L'adolescent quitta l'infirmerie laissant les deux sorciers se préparer pour l'annonce publique. Ils discutaient de la manière avec laquelle il faudrait expliquer les choses, expliquer la prophétie, expliquer ce que sont les reliques… Toutes ces choses expliquées maintes et maintes fois en un été. Dans un plissement de regard, James fit apparaître des habits tout propres sortis de l'armoire du Manoir Potter.
-Hey ! Pas de magie !
-Je n'ai pas utilisé ma main et je n'ai pas eu de vertige.
-Après une nuit de sommeil seulement, tu as retrouvé une bonne partie de tes pouvoirs. Espèce de super héros.
-Commence pas.
-Super Héros… Sup…
La fin de sa phrase se termina dans l'imitation d'un poisson sous l'air moqueur de James.
-Je peux utiliser ma magie de super héros et te faire taire.
-Tes béquilles, Potter, le nargua Sirius lorsqu'il eut retrouvé sa voix et qu'ils comptaient quitter la pièce pour se rendre dans la Grande Salle où ils étaient attendus.

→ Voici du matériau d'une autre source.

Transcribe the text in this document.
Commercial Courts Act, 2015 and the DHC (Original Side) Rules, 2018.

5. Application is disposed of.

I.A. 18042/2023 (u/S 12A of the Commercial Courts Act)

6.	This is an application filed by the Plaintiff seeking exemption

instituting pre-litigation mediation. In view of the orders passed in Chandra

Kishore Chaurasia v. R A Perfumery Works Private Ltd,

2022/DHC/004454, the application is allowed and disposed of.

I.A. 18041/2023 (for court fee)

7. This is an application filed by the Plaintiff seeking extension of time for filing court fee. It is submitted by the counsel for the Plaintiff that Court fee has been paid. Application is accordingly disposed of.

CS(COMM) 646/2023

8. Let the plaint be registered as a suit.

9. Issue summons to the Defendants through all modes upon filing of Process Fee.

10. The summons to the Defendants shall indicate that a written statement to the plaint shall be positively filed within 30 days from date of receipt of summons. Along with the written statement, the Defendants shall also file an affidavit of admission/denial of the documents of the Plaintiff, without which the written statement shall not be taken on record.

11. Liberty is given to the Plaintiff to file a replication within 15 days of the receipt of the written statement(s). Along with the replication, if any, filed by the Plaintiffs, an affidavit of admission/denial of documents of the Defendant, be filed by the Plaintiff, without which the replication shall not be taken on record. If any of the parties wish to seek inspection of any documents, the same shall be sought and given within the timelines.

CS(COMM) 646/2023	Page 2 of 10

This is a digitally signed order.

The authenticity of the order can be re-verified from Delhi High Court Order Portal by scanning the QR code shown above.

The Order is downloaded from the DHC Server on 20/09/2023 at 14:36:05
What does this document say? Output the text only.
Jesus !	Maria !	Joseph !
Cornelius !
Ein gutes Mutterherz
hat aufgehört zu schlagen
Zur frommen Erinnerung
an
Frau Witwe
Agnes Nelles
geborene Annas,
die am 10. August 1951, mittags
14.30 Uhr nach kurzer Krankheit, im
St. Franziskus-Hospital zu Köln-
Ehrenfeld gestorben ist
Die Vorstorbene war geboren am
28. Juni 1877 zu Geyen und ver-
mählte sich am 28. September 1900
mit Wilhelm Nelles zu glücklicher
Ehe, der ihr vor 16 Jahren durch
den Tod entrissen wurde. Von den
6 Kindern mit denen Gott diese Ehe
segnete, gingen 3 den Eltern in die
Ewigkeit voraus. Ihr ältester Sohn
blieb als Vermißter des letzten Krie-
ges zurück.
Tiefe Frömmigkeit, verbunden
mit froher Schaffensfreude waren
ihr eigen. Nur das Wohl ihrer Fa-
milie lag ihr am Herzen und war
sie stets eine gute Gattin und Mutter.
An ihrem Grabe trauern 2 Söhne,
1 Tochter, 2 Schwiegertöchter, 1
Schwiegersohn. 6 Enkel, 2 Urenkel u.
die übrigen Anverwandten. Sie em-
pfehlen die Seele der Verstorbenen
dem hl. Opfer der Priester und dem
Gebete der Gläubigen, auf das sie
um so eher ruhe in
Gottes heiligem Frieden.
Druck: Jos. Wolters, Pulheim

-Je ne peux pas m'appuyer sur toi ? Des béquilles, ça ne le fait pas.
-Tu veux vraiment que les gens croient qu'on est ensemble ? demanda-t-il en lui passant les béquilles.
-Ce n'est pas le cas ? s'étonna faussement James en ouvrant la porte. Quelle chance que j'ai choisi les béquilles…
Face à eux se tenaient plusieurs journalistes et photographes qui voulaient parler à leur héros afin d'avoir leur une. James plissa des yeux et les pellicules d'appareils photos se mirent à fondre tandis que les plumes perdaient leur encre. Sirius poussa les parasites pour qu'ils puissent passer.
-Empêche-les d'avancer pour qu'on puisse passer par le passage secret sans qu'ils nous suivent.
La horde journalistique cessa de bouger, incapable de faire le moindre mouvement. Ils suivirent du regard les deux maraudeurs qui tournèrent à l'angle et disparurent dans un passage secret une fois qu'ils furent hors de vue. Dès qu'ils purent à nouveau bouger, ils espérèrent trouver dans le couloir les deux amis mais ils avaient disparus.
-Il faut que je fasse attention avec ma magie sinon je vais avoir mal à la tête, avoua James dans une grimace.